On August 10, 2018, a state court jury in San Francisco, United States, awarded US$39 million in compensatory and US$250 million in punitive damages to a plaintiff who claimed that a Monsanto product caused his non-Hodgkin lymphoma (NHL). The news impacted Bayer’s share price, which declined quite considerably at times. We disagree with the verdict and intend to seek trial court review and appeal, if necessary. More than 800 scientific studies – including an independent study which followed more than 50,000 licensed pesticide applicators and farm workers and their spouses for more than 20 years – and regulatory authorities all over the world confirm that glyphosate and glyphosate-based herbicides do not cause cancer and are safe for use when used according to label instructions. Please see the “Legal Risks” section for further details.

Changes to the Corporate Structure

In connection with the acquisition of Monsanto, the reporting structure of the Crop Science segment was adjusted to reflect the future relative sizes of the various strategic business entities. The figures for previous periods were adjusted accordingly.

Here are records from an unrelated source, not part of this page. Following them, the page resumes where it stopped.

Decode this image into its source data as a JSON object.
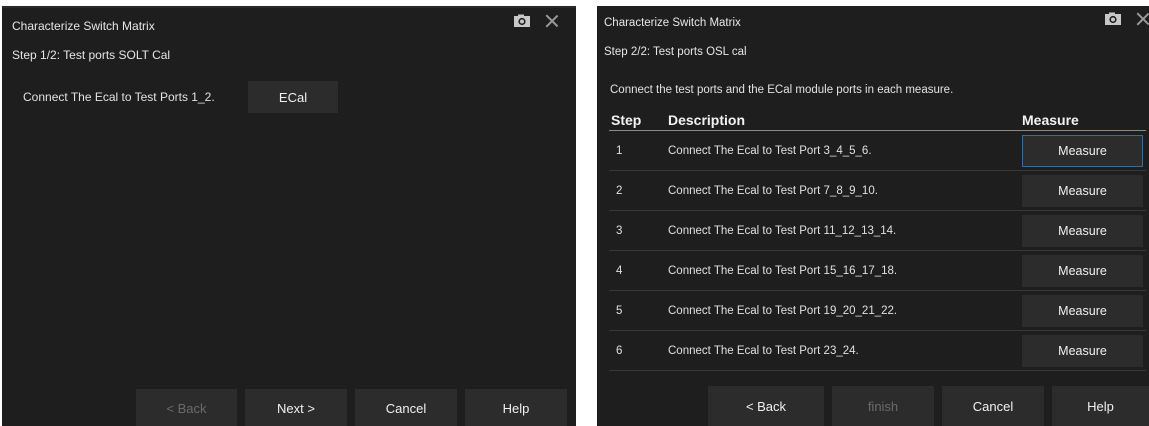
{
  "dialog1": {
    "title": "Characterize Switch Matrix",
    "step": "Step 1/2: Test ports SOLT Cal",
    "connect_text": "Connect The Ecal to Test Ports 1_2.",
    "ecal_label": "ECal",
    "buttons": {
      "back": "< Back",
      "next": "Next >",
      "cancel": "Cancel",
      "help": "Help"
    }
  },
  "dialog2": {
    "title": "Characterize Switch Matrix",
    "step": "Step 2/2: Test ports OSL cal",
    "instruction": "Connect the test ports and the ECal module ports in each measure.",
    "columns": {
      "step": "Step",
      "description": "Description",
      "measure": "Measure"
    },
    "rows": [
      {
        "step": "1",
        "description": "Connect The Ecal to Test Port 3_4_5_6.",
        "button": "Measure"
      },
      {
        "step": "2",
        "description": "Connect The Ecal to Test Port 7_8_9_10.",
        "button": "Measure"
      },
      {
        "step": "3",
        "description": "Connect The Ecal to Test Port 11_12_13_14.",
        "button": "Measure"
      },
      {
        "step": "4",
        "description": "Connect The Ecal to Test Port 15_16_17_18.",
        "button": "Measure"
      },
      {
        "step": "5",
        "description": "Connect The Ecal to Test Port 19_20_21_22.",
        "button": "Measure"
      },
      {
        "step": "6",
        "description": "Connect The Ecal to Test Port 23_24.",
        "button": "Measure"
      }
    ],
    "buttons": {
      "back": "< Back",
      "finish": "finish",
      "cancel": "Cancel",
      "help": "Help"
    }
  },
  "icons": {
    "camera": "camera-icon",
    "close": "close-icon"
  }
}
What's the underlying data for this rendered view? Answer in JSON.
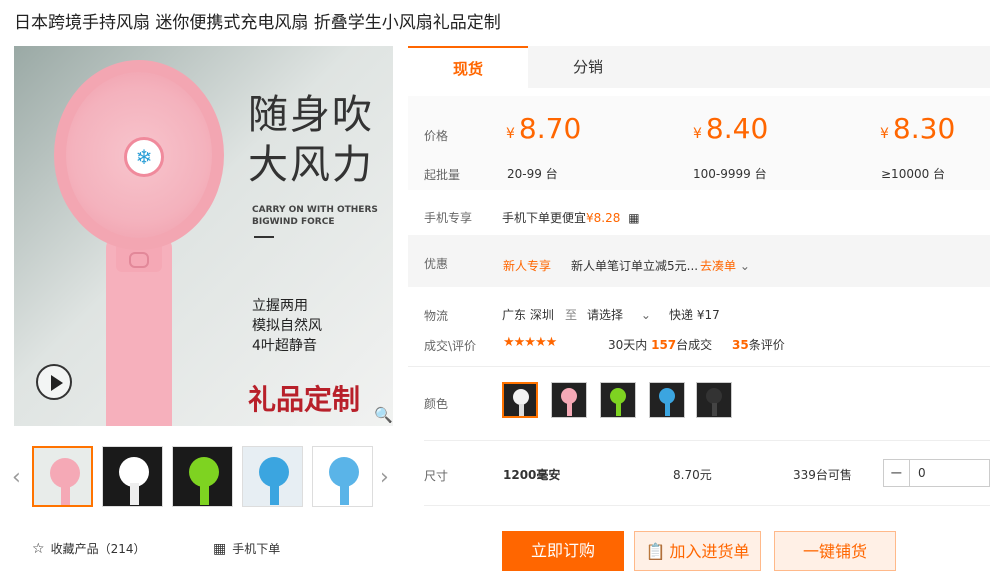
{
  "title": "日本跨境手持风扇 迷你便携式充电风扇 折叠学生小风扇礼品定制",
  "main_image": {
    "headline_1": "随身吹",
    "headline_2": "大风力",
    "en_line_1": "CARRY ON WITH OTHERS",
    "en_line_2": "BIGWIND FORCE",
    "feature_1": "立握两用",
    "feature_2": "模拟自然风",
    "feature_3": "4叶超静音",
    "gift": "礼品定制"
  },
  "thumbnails": [
    {
      "fan": "#f5a9b6",
      "handle": "#f5a9b6",
      "bg": "#e8ecea",
      "active": true
    },
    {
      "fan": "#ffffff",
      "handle": "#eeeeee",
      "bg": "#1a1a1a"
    },
    {
      "fan": "#7ed321",
      "handle": "#7ed321",
      "bg": "#1a1a1a"
    },
    {
      "fan": "#3ba5e0",
      "handle": "#3ba5e0",
      "bg": "#e7eef3"
    },
    {
      "fan": "#5ab4e8",
      "handle": "#5ab4e8",
      "bg": "#ffffff"
    }
  ],
  "favorite": {
    "icon": "star-outline-icon",
    "label": "收藏产品（214）"
  },
  "mobile_order": {
    "icon": "qrcode-icon",
    "label": "手机下单"
  },
  "tabs": [
    {
      "label": "现货"
    },
    {
      "label": "分销"
    }
  ],
  "price_label": "价格",
  "moq_label": "起批量",
  "currency": "¥",
  "tiers": [
    {
      "price": "8.70",
      "qty": "20-99 台"
    },
    {
      "price": "8.40",
      "qty": "100-9999 台"
    },
    {
      "price": "8.30",
      "qty": "≥10000 台"
    }
  ],
  "mobile_exclusive": {
    "label": "手机专享",
    "text": "手机下单更便宜",
    "price": "¥8.28"
  },
  "promo": {
    "label": "优惠",
    "tag": "新人专享",
    "text": "新人单笔订单立减5元...",
    "link": "去凑单"
  },
  "logistics": {
    "label": "物流",
    "from": "广东 深圳",
    "to_word": "至",
    "dest": "请选择",
    "express": "快递 ¥17"
  },
  "deals": {
    "label": "成交\\评价",
    "rating": "★★★★★",
    "period": "30天内",
    "count": "157",
    "unit": "台成交",
    "reviews": "35",
    "reviews_unit": "条评价"
  },
  "color_label": "颜色",
  "colors": [
    {
      "fan": "#f2f2f2",
      "handle": "#dddddd",
      "active": true
    },
    {
      "fan": "#f5a9b6",
      "handle": "#f5a9b6"
    },
    {
      "fan": "#7ed321",
      "handle": "#7ed321"
    },
    {
      "fan": "#3ba5e0",
      "handle": "#3ba5e0"
    },
    {
      "fan": "#333333",
      "handle": "#444444"
    }
  ],
  "size": {
    "label": "尺寸",
    "name": "1200毫安",
    "price": "8.70元",
    "stock": "339台可售",
    "quantity": "0"
  },
  "buttons": {
    "buy": "立即订购",
    "cart": "加入进货单",
    "ship": "一键铺货"
  }
}
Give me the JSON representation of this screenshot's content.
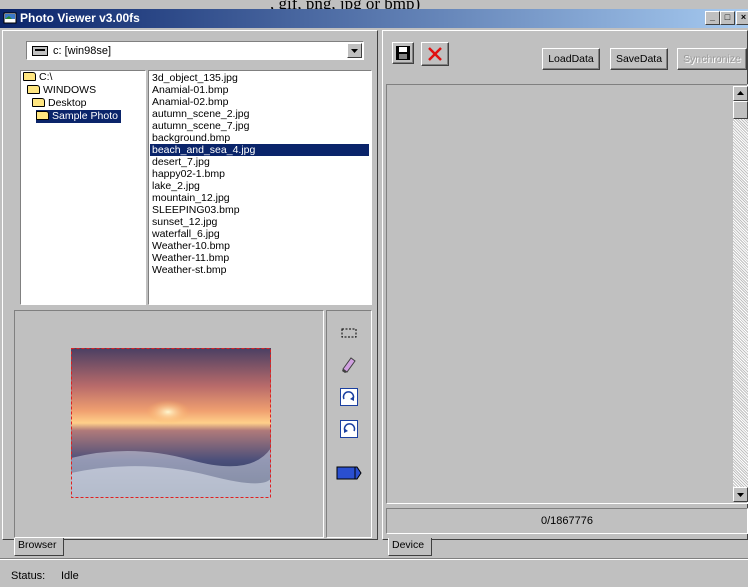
{
  "top_cropped_text": ", gif, png, jpg or bmp)",
  "window": {
    "title": "Photo Viewer v3.00fs",
    "controls": [
      "minimize-icon",
      "maximize-icon",
      "close-icon"
    ]
  },
  "browser": {
    "drive_selected": "c: [win98se]",
    "tree": [
      {
        "label": "C:\\",
        "level": 0
      },
      {
        "label": "WINDOWS",
        "level": 1
      },
      {
        "label": "Desktop",
        "level": 2
      },
      {
        "label": "Sample Photo",
        "level": 3,
        "selected": true
      }
    ],
    "files": [
      "3d_object_135.jpg",
      "Anamial-01.bmp",
      "Anamial-02.bmp",
      "autumn_scene_2.jpg",
      "autumn_scene_7.jpg",
      "background.bmp",
      "beach_and_sea_4.jpg",
      "desert_7.jpg",
      "happy02-1.bmp",
      "lake_2.jpg",
      "mountain_12.jpg",
      "SLEEPING03.bmp",
      "sunset_12.jpg",
      "waterfall_6.jpg",
      "Weather-10.bmp",
      "Weather-11.bmp",
      "Weather-st.bmp"
    ],
    "selected_file": "beach_and_sea_4.jpg",
    "tools": [
      "select-rect-icon",
      "eraser-icon",
      "rotate-right-icon",
      "rotate-left-icon",
      "send-to-device-icon"
    ],
    "tab_label": "Browser"
  },
  "device": {
    "toolbar": {
      "save_icon": "floppy-disk-icon",
      "delete_icon": "red-x-icon",
      "load_label": "LoadData",
      "save_label": "SaveData",
      "sync_label": "Synchronize"
    },
    "counter": "0/1867776",
    "tab_label": "Device"
  },
  "status": {
    "label": "Status:",
    "value": "Idle"
  },
  "colors": {
    "title_start": "#0a246a",
    "title_end": "#a6caf0",
    "selection": "#0a246a",
    "face": "#c0c0c0"
  }
}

Realignment of Crop Science structure

Previous reporting structure

 

Reporting structure from Q2 2018

Herbicides

 

Herbicides

 

 

Corn Seed & Traits

 

 

Soybean Seed & Traits

Fungicides

 

Fungicides

Insecticides

 

Insecticides

SeedGrowth

 

 

Environmental Science

 

Environmental Science

Vegetable Seeds

 

Vegetable Seeds

Other

 

Other

Crop Science

 

Crop Science

Due to the relative sizes of Monsanto’s “Corn seed and traits” and “Soybean seed and traits” businesses, we will report our corresponding strategic business entities Corn Seed & Traits and Soybean Seed & Traits separately from now on. Monsanto’s “Agricultural Productivity” business will be allocated among Herbicides, Environmental Science and Other, while “Cotton seed and traits” and “All other crops seeds and traits” will be reported under Other and the “Vegetable seeds” business will be allocated to our corresponding Vegetable Seeds business entity. Due to its relative size, we will no longer report our SeedGrowth business separately, but under Other. Regional reporting will not be impacted by these changes.